9 Then the king sent an officer with 50 soldiers to seize Elijah. They found Elijah sitting on the top of a hill. The officer called out to him, “Prophet, the king commands that you come down here!”
Nu zond hij een hoofdman van vijftig met vijftig man op hem af. Deze ging naar Elias toe, terwijl hij op de top van een heuvel zat, en zeide tot hem: Man Gods, de koning beveelt u te komen.
10 But Elijah replied, “I am a prophet; so, I command that fire come down from the sky and burn up you and your 50 soldiers!” Immediately, fire came down from the sky and completely burned up the officer and his 50 [soldiers].
Maar Elias gaf hem ten antwoord: Als ik een godsman ben, dale er vuur uit de hemel neer, en verslinde u en uw mannen. En opeens sloeg het vuur uit de hemel neer, en verslond hem en zijn mannen.
11 [When the king found out about that, ] he sent another officer with 50 more soldiers. They went [to where Elijah was], and the officer called out to him, “Prophet, the king commands that you come down immediately!”
Opnieuw zond de koning een hoofdman van vijftig met vijftig man op hem af. Ook deze ging naar hem toe en zei: Man Gods, de koning beveelt u, terstond te komen.
12 But Elijah replied, “I am a prophet; [to prove that, ] I command that fire come down from the sky and kill you and your soldiers!” Then a fire from God came down from the sky and killed the officer and his soldiers.
Maar Elias antwoordde: Als ik een godsman ben, dan dale er vuur uit de hemel neer, en verslinde u en uw mannen. En weer sloeg er vuur uit de hemel neer, en verslond hem en zijn mannen.
13 [When the king heard about that] he sent another officer with 50 more soldiers. [They went to where Elijah was], and the officer prostrated himself in front of Elijah, and said to him, “Prophet, I plead with you, be kind to me and my 50 soldiers, and (do not kill us/allow us to remain alive)!
Toen zond de koning voor de derde maal een hoofdman van vijftig met vijftig man.
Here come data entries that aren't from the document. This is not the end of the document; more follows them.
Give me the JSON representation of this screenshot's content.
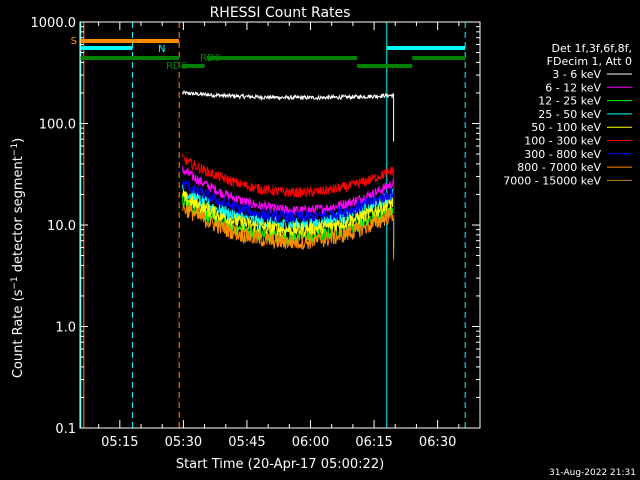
{
  "chart_data": {
    "type": "line",
    "title": "RHESSI Count Rates",
    "xlabel": "Start Time (20-Apr-17 05:00:22)",
    "ylabel_parts": [
      "Count Rate (s",
      "−1",
      " detector segment",
      "−1",
      ")"
    ],
    "y_scale": "log",
    "ylim": [
      0.1,
      1000.0
    ],
    "y_ticks": [
      {
        "value": 0.1,
        "label": "0.1"
      },
      {
        "value": 1,
        "label": "1.0"
      },
      {
        "value": 10,
        "label": "10.0"
      },
      {
        "value": 100,
        "label": "100.0"
      },
      {
        "value": 1000,
        "label": "1000.0"
      }
    ],
    "xlim_minutes": [
      5.6,
      100
    ],
    "x_ticks": [
      {
        "minute": 15,
        "label": "05:15"
      },
      {
        "minute": 30,
        "label": "05:30"
      },
      {
        "minute": 45,
        "label": "05:45"
      },
      {
        "minute": 60,
        "label": "06:00"
      },
      {
        "minute": 75,
        "label": "06:15"
      },
      {
        "minute": 90,
        "label": "06:30"
      }
    ],
    "data_start_minute": 29.8,
    "data_end_minute": 79.6,
    "legend_header": [
      "Det 1f,3f,6f,8f,",
      "FDecim 1, Att 0"
    ],
    "series": [
      {
        "name": "3 - 6 keV",
        "color": "#ffffff",
        "start": 200,
        "mid": 180,
        "end": 190,
        "noise": 0.02
      },
      {
        "name": "6 - 12 keV",
        "color": "#ff00ff",
        "start": 35,
        "mid": 14,
        "end": 26,
        "noise": 0.05
      },
      {
        "name": "12 - 25 keV",
        "color": "#00ff00",
        "start": 17,
        "mid": 7.5,
        "end": 15,
        "noise": 0.07
      },
      {
        "name": "25 - 50 keV",
        "color": "#00ffff",
        "start": 22,
        "mid": 10,
        "end": 20,
        "noise": 0.07
      },
      {
        "name": "50 - 100 keV",
        "color": "#ffff00",
        "start": 19,
        "mid": 9,
        "end": 17,
        "noise": 0.07
      },
      {
        "name": "100 - 300 keV",
        "color": "#ff0000",
        "start": 45,
        "mid": 21,
        "end": 35,
        "noise": 0.05
      },
      {
        "name": "300 - 800 keV",
        "color": "#0000ff",
        "start": 26,
        "mid": 12,
        "end": 21,
        "noise": 0.06
      },
      {
        "name": "800 - 7000 keV",
        "color": "#ff8c00",
        "start": 15,
        "mid": 6.8,
        "end": 13,
        "noise": 0.08
      },
      {
        "name": "7000 - 15000 keV",
        "color": "#c08020",
        "start": 0,
        "mid": 0,
        "end": 0,
        "noise": 0
      }
    ],
    "vertical_markers": [
      {
        "minute": 5.8,
        "color": "#00ffff",
        "style": "solid"
      },
      {
        "minute": 6.5,
        "color": "#ff8c00",
        "style": "solid"
      },
      {
        "minute": 18,
        "color": "#00ffff",
        "style": "dashed"
      },
      {
        "minute": 29,
        "color": "#ff8c00",
        "style": "dashed"
      },
      {
        "minute": 78,
        "color": "#00ffff",
        "style": "solid"
      },
      {
        "minute": 96.5,
        "color": "#00ffff",
        "style": "dashed"
      }
    ],
    "flag_bars": [
      {
        "label": "S",
        "color": "#ff8c00",
        "segments": [
          [
            5.6,
            29
          ]
        ]
      },
      {
        "label": "N",
        "color": "#00ffff",
        "segments": [
          [
            5.6,
            18
          ],
          [
            78,
            96.5
          ]
        ]
      },
      {
        "label": "RD0",
        "color": "#008000",
        "segments": [
          [
            5.6,
            29
          ],
          [
            35.5,
            71
          ],
          [
            84,
            96.5
          ]
        ]
      },
      {
        "label": "RD6",
        "color": "#008000",
        "segments": [
          [
            29.8,
            35
          ],
          [
            71,
            84
          ]
        ]
      }
    ],
    "timestamp": "31-Aug-2022 21:31"
  }
}
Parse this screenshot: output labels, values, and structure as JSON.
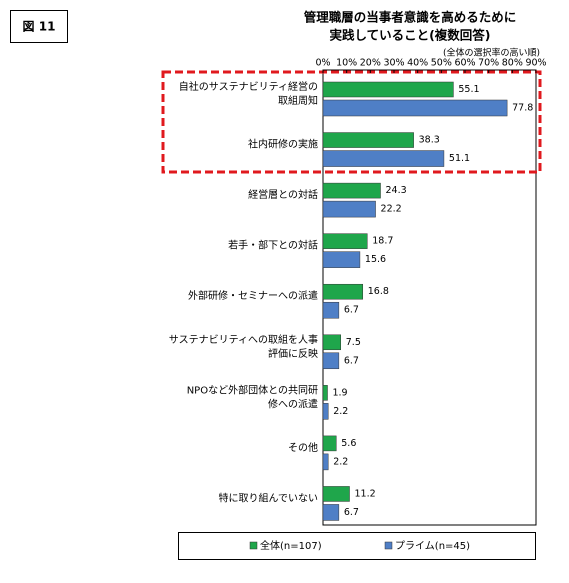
{
  "figure_label": "図 11",
  "chart_data": {
    "type": "hbar",
    "title": "管理職層の当事者意識を高めるために",
    "title2": "実践していること(複数回答)",
    "subtitle": "(全体の選択率の高い順)",
    "categories": [
      "自社のサステナビリティ経営の\n取組周知",
      "社内研修の実施",
      "経営層との対話",
      "若手・部下との対話",
      "外部研修・セミナーへの派遣",
      "サステナビリティへの取組を人事\n評価に反映",
      "NPOなど外部団体との共同研\n修への派遣",
      "その他",
      "特に取り組んでいない"
    ],
    "series": [
      {
        "name": "全体(n=107)",
        "color": "#1fa64b",
        "values": [
          55.1,
          38.3,
          24.3,
          18.7,
          16.8,
          7.5,
          1.9,
          5.6,
          11.2
        ]
      },
      {
        "name": "プライム(n=45)",
        "color": "#4f7fc6",
        "values": [
          77.8,
          51.1,
          22.2,
          15.6,
          6.7,
          6.7,
          2.2,
          2.2,
          6.7
        ]
      }
    ],
    "xlim": [
      0,
      90
    ],
    "xticks": [
      {
        "value": 0,
        "label": "0%"
      },
      {
        "value": 10,
        "label": "10%"
      },
      {
        "value": 20,
        "label": "20%"
      },
      {
        "value": 30,
        "label": "30%"
      },
      {
        "value": 40,
        "label": "40%"
      },
      {
        "value": 50,
        "label": "50%"
      },
      {
        "value": 60,
        "label": "60%"
      },
      {
        "value": 70,
        "label": "70%"
      },
      {
        "value": 80,
        "label": "80%"
      },
      {
        "value": 90,
        "label": "90%"
      }
    ],
    "grid": false
  }
}
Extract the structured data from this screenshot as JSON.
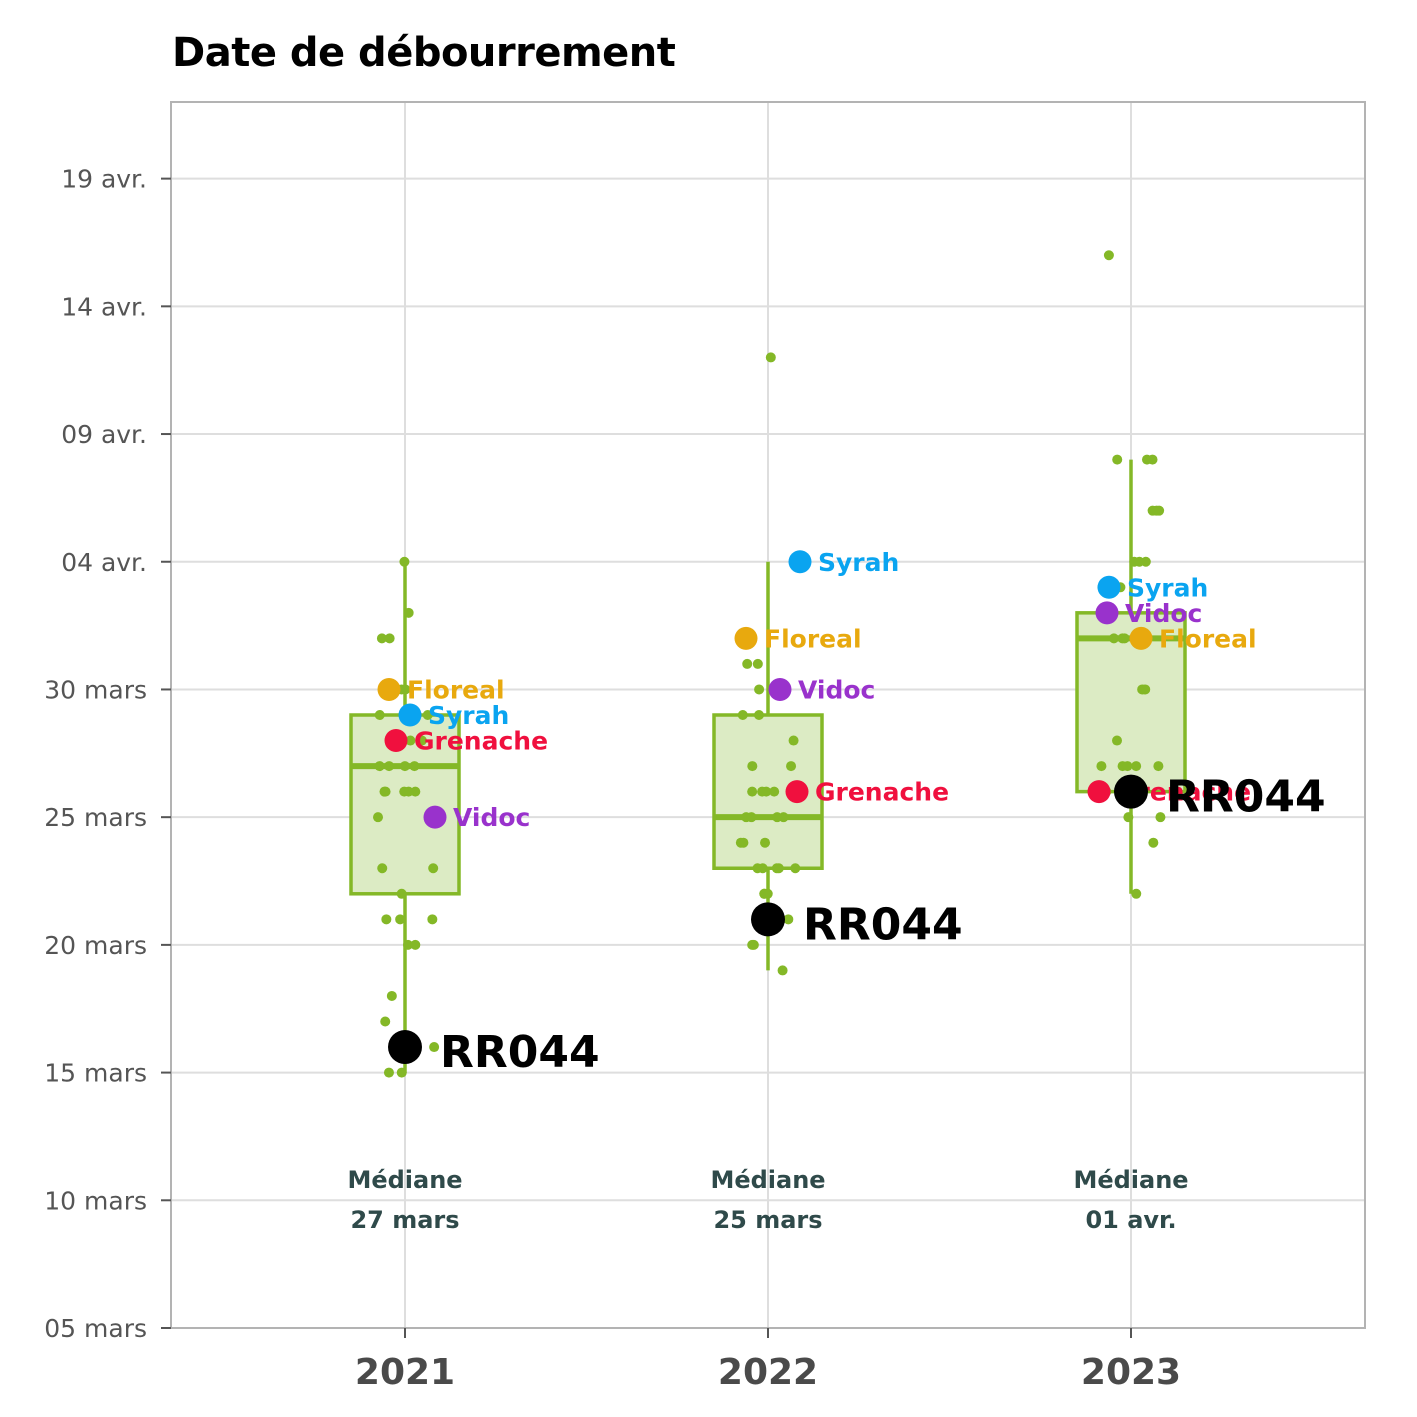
{
  "chart_data": {
    "type": "boxplot",
    "title": "Date de débourrement",
    "xlabel": "",
    "ylabel": "",
    "y_axis": {
      "unit": "date",
      "ylim": [
        "2024-03-05",
        "2024-04-22"
      ],
      "ticks": [
        {
          "value": "2024-03-05",
          "label": "05 mars"
        },
        {
          "value": "2024-03-10",
          "label": "10 mars"
        },
        {
          "value": "2024-03-15",
          "label": "15 mars"
        },
        {
          "value": "2024-03-20",
          "label": "20 mars"
        },
        {
          "value": "2024-03-25",
          "label": "25 mars"
        },
        {
          "value": "2024-03-30",
          "label": "30 mars"
        },
        {
          "value": "2024-04-04",
          "label": "04 avr."
        },
        {
          "value": "2024-04-09",
          "label": "09 avr."
        },
        {
          "value": "2024-04-14",
          "label": "14 avr."
        },
        {
          "value": "2024-04-19",
          "label": "19 avr."
        }
      ]
    },
    "grid": true,
    "categories": [
      "2021",
      "2022",
      "2023"
    ],
    "colors": {
      "box_stroke": "#84b827",
      "box_fill": "#dcebc4",
      "points": "#84b827",
      "Floreal": "#e8a90e",
      "Syrah": "#0aa4f0",
      "Grenache": "#f0103e",
      "Vidoc": "#9932cc",
      "RR044": "#000000",
      "median_text": "#2f4a4a"
    },
    "boxes": [
      {
        "category": "2021",
        "whisker_low": "2024-03-15",
        "q1": "2024-03-22",
        "median": "2024-03-27",
        "q3": "2024-03-29",
        "whisker_high": "2024-04-04"
      },
      {
        "category": "2022",
        "whisker_low": "2024-03-19",
        "q1": "2024-03-23",
        "median": "2024-03-25",
        "q3": "2024-03-29",
        "whisker_high": "2024-04-04"
      },
      {
        "category": "2023",
        "whisker_low": "2024-03-22",
        "q1": "2024-03-26",
        "median": "2024-04-01",
        "q3": "2024-04-02",
        "whisker_high": "2024-04-08"
      }
    ],
    "points": [
      {
        "category": "2021",
        "dates": [
          "2024-04-04",
          "2024-04-02",
          "2024-04-01",
          "2024-04-01",
          "2024-03-30",
          "2024-03-30",
          "2024-03-29",
          "2024-03-29",
          "2024-03-28",
          "2024-03-28",
          "2024-03-28",
          "2024-03-28",
          "2024-03-27",
          "2024-03-27",
          "2024-03-27",
          "2024-03-27",
          "2024-03-26",
          "2024-03-26",
          "2024-03-26",
          "2024-03-26",
          "2024-03-26",
          "2024-03-25",
          "2024-03-25",
          "2024-03-23",
          "2024-03-23",
          "2024-03-22",
          "2024-03-21",
          "2024-03-21",
          "2024-03-21",
          "2024-03-20",
          "2024-03-20",
          "2024-03-18",
          "2024-03-17",
          "2024-03-16",
          "2024-03-15",
          "2024-03-15"
        ]
      },
      {
        "category": "2022",
        "dates": [
          "2024-04-12",
          "2024-03-31",
          "2024-03-31",
          "2024-03-30",
          "2024-03-30",
          "2024-03-29",
          "2024-03-29",
          "2024-03-28",
          "2024-03-27",
          "2024-03-27",
          "2024-03-26",
          "2024-03-26",
          "2024-03-26",
          "2024-03-26",
          "2024-03-25",
          "2024-03-25",
          "2024-03-25",
          "2024-03-25",
          "2024-03-24",
          "2024-03-24",
          "2024-03-24",
          "2024-03-23",
          "2024-03-23",
          "2024-03-23",
          "2024-03-23",
          "2024-03-23",
          "2024-03-22",
          "2024-03-22",
          "2024-03-22",
          "2024-03-21",
          "2024-03-21",
          "2024-03-21",
          "2024-03-20",
          "2024-03-20",
          "2024-03-19"
        ]
      },
      {
        "category": "2023",
        "dates": [
          "2024-04-16",
          "2024-04-08",
          "2024-04-08",
          "2024-04-08",
          "2024-04-06",
          "2024-04-06",
          "2024-04-06",
          "2024-04-04",
          "2024-04-04",
          "2024-04-04",
          "2024-04-03",
          "2024-04-03",
          "2024-04-01",
          "2024-04-01",
          "2024-04-01",
          "2024-03-30",
          "2024-03-30",
          "2024-03-28",
          "2024-03-27",
          "2024-03-27",
          "2024-03-27",
          "2024-03-27",
          "2024-03-27",
          "2024-03-26",
          "2024-03-25",
          "2024-03-25",
          "2024-03-24",
          "2024-03-22"
        ]
      }
    ],
    "varieties": [
      {
        "name": "Floreal",
        "values": {
          "2021": "2024-03-30",
          "2022": "2024-04-01",
          "2023": "2024-04-01"
        }
      },
      {
        "name": "Syrah",
        "values": {
          "2021": "2024-03-29",
          "2022": "2024-04-04",
          "2023": "2024-04-03"
        }
      },
      {
        "name": "Grenache",
        "values": {
          "2021": "2024-03-28",
          "2022": "2024-03-26",
          "2023": "2024-03-26"
        }
      },
      {
        "name": "Vidoc",
        "values": {
          "2021": "2024-03-25",
          "2022": "2024-03-30",
          "2023": "2024-04-02"
        }
      },
      {
        "name": "RR044",
        "values": {
          "2021": "2024-03-16",
          "2022": "2024-03-21",
          "2023": "2024-03-26"
        }
      }
    ],
    "median_annotations": [
      {
        "category": "2021",
        "line1": "Médiane",
        "line2": "27 mars"
      },
      {
        "category": "2022",
        "line1": "Médiane",
        "line2": "25 mars"
      },
      {
        "category": "2023",
        "line1": "Médiane",
        "line2": "01 avr."
      }
    ]
  }
}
Maar toen deze boven kwam, viel hij voor Elias op zijn knieën neer en smeekte hem: Man Gods, spaar toch mijn leven en dat der vijftig mannen, uw dienaars!
14 [We know that] two times fire came down from the sky and killed officers and the 50 soldiers who were with them. So now, please be kind to me!”
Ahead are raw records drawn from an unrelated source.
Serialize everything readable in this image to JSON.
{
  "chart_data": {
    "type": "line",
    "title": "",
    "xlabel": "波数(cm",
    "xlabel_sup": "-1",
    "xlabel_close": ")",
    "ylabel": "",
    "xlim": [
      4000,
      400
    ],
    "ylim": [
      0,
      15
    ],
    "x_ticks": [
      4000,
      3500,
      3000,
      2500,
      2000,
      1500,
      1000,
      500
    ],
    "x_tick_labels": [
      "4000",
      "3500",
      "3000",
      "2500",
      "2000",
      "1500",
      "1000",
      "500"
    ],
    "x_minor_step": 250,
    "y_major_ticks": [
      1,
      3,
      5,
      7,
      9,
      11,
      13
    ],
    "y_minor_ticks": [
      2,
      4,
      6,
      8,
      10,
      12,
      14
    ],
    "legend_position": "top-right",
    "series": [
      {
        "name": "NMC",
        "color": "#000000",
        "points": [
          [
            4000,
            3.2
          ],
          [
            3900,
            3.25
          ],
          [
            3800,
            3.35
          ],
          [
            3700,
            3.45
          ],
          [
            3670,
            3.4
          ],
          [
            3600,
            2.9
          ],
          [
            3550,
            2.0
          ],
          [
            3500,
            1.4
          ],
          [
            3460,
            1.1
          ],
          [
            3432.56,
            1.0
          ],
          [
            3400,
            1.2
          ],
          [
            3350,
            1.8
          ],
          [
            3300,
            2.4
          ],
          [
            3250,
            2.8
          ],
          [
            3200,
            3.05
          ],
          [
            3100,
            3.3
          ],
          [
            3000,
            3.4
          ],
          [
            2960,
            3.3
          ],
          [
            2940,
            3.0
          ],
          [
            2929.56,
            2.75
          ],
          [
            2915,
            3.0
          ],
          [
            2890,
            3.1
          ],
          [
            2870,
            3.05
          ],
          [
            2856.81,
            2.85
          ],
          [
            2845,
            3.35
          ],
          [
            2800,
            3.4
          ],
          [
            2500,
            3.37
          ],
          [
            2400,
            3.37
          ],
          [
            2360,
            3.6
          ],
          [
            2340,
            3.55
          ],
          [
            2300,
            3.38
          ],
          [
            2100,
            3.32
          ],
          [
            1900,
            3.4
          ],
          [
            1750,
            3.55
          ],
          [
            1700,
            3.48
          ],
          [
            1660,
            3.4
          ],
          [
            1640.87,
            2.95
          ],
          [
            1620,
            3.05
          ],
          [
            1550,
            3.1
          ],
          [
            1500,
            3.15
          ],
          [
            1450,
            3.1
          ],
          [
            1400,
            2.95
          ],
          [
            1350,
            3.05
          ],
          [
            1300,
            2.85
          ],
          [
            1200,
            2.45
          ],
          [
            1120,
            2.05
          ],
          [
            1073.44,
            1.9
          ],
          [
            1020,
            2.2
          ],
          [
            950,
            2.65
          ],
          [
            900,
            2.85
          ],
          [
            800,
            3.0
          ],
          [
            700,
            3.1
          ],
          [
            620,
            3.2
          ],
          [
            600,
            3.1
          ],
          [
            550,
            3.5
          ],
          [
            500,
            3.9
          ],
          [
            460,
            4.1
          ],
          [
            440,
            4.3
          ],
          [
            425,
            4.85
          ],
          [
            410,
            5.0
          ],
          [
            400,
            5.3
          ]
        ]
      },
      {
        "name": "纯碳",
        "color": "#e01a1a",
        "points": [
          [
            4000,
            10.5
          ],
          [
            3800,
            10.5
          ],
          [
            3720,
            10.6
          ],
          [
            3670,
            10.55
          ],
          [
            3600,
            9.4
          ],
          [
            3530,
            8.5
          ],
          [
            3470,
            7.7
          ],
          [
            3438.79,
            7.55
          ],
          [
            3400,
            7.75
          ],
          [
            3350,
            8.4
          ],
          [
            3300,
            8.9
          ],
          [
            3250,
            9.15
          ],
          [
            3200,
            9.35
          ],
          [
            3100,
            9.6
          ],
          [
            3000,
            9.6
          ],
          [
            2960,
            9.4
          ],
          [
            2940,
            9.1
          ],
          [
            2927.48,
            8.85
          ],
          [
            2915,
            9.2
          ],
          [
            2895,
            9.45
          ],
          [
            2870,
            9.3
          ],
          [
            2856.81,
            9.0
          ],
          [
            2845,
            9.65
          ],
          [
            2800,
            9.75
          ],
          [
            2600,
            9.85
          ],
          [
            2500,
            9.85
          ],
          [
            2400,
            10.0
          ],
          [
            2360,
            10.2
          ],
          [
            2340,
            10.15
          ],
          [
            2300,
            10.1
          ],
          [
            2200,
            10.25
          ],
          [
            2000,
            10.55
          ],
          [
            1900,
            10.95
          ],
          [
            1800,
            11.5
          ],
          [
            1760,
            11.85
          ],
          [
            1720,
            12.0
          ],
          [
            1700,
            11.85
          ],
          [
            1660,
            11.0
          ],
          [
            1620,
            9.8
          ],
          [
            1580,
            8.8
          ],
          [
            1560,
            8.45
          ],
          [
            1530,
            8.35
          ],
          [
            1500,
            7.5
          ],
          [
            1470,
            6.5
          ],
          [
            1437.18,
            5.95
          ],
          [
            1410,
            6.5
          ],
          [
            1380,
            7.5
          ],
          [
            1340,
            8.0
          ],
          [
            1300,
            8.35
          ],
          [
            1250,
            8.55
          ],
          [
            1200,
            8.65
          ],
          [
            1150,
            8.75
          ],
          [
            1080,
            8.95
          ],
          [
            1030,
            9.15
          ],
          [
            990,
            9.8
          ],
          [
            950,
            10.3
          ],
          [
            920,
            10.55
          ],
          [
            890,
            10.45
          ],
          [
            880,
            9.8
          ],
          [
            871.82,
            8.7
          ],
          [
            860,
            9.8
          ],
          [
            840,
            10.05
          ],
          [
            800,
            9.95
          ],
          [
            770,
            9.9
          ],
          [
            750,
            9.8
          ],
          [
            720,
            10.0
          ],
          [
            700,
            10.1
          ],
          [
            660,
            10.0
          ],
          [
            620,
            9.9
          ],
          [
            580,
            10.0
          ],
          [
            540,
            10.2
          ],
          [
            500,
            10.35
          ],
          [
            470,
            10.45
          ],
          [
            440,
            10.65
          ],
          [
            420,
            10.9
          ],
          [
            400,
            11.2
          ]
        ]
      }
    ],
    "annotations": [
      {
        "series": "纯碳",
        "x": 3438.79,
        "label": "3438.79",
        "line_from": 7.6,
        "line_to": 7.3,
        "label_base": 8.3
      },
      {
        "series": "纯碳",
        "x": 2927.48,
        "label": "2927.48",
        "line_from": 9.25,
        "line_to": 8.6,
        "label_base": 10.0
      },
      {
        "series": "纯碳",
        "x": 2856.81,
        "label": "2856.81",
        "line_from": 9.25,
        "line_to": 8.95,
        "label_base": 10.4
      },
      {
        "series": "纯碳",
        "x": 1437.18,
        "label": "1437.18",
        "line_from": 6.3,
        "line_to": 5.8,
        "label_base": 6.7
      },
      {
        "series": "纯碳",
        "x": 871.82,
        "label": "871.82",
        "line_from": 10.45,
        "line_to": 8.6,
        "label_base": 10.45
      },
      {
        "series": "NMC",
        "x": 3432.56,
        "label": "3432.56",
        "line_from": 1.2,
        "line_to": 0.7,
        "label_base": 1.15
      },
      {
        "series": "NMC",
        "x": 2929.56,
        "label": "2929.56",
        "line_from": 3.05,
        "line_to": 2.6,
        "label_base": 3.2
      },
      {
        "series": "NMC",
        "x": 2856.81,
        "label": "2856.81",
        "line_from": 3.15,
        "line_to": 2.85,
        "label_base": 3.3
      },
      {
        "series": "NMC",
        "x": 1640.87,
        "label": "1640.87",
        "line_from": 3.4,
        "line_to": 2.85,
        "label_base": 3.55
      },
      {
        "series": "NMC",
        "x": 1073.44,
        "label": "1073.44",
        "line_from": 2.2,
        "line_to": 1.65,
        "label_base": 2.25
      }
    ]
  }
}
Want er is vuur uit de hemel neergeslagen, en het heeft de twee vorige hoofdmannen van vijftig met hun mannen verslonden; spaar dus mijn leven.
15 Then the angel from Yahweh said to Elijah, “Go down [and go] with him. Do not be afraid of him.” So Elijah went with them to the king.
Nu sprak de engel van Jahweh tot Elias: Ga met hem mee en vrees hem niet. Toen stond hij op, en ging met hem mee naar den koning.
16 [When Elijah arrived, ] he said to the king, “This is what Yahweh says: ‘You sent messengers to go to Ekron to ask Baalzebub, their god, [whether you would recover]. You acted as though [RHQ] there is no God in Israel to consult. So you will not recover from being injured; instead, you are going to die!’”
En hij zeide tot hem: Zo spreekt Jahweh! Omdat gij boden hebt uitgezonden, om Báal-Zeboeb te raadplegen, den god van Ekron, daarom zult ge van het bed, waarop ge ligt, niet meer opstaan; want ge zult sterven.
17 So Ahaziah died, which is what Yahweh told Elijah would happen. Ahaziah’s [younger] brother Joram became the new king, when Jehoram, the son of Jehoshaphat, had been ruling Judah for almost two years. Ahaziah’s brother became the king because Ahaziah had no son [to become the king].
En hij stierf, zoals Jahweh hem door Elias voorspeld had. En omdat hij geen zoon had, volgde zijn broer Joram hem op1.
18 [If you want to know about] all the other things that Ahaziah did, they are [RHQ] written in the scroll called ‘The History of the Kings of Israel’.
De verdere geschiedenis van Achazja, met wat hij gedaan heeft, is beschreven in het boek der kronieken van de koningen van Israël.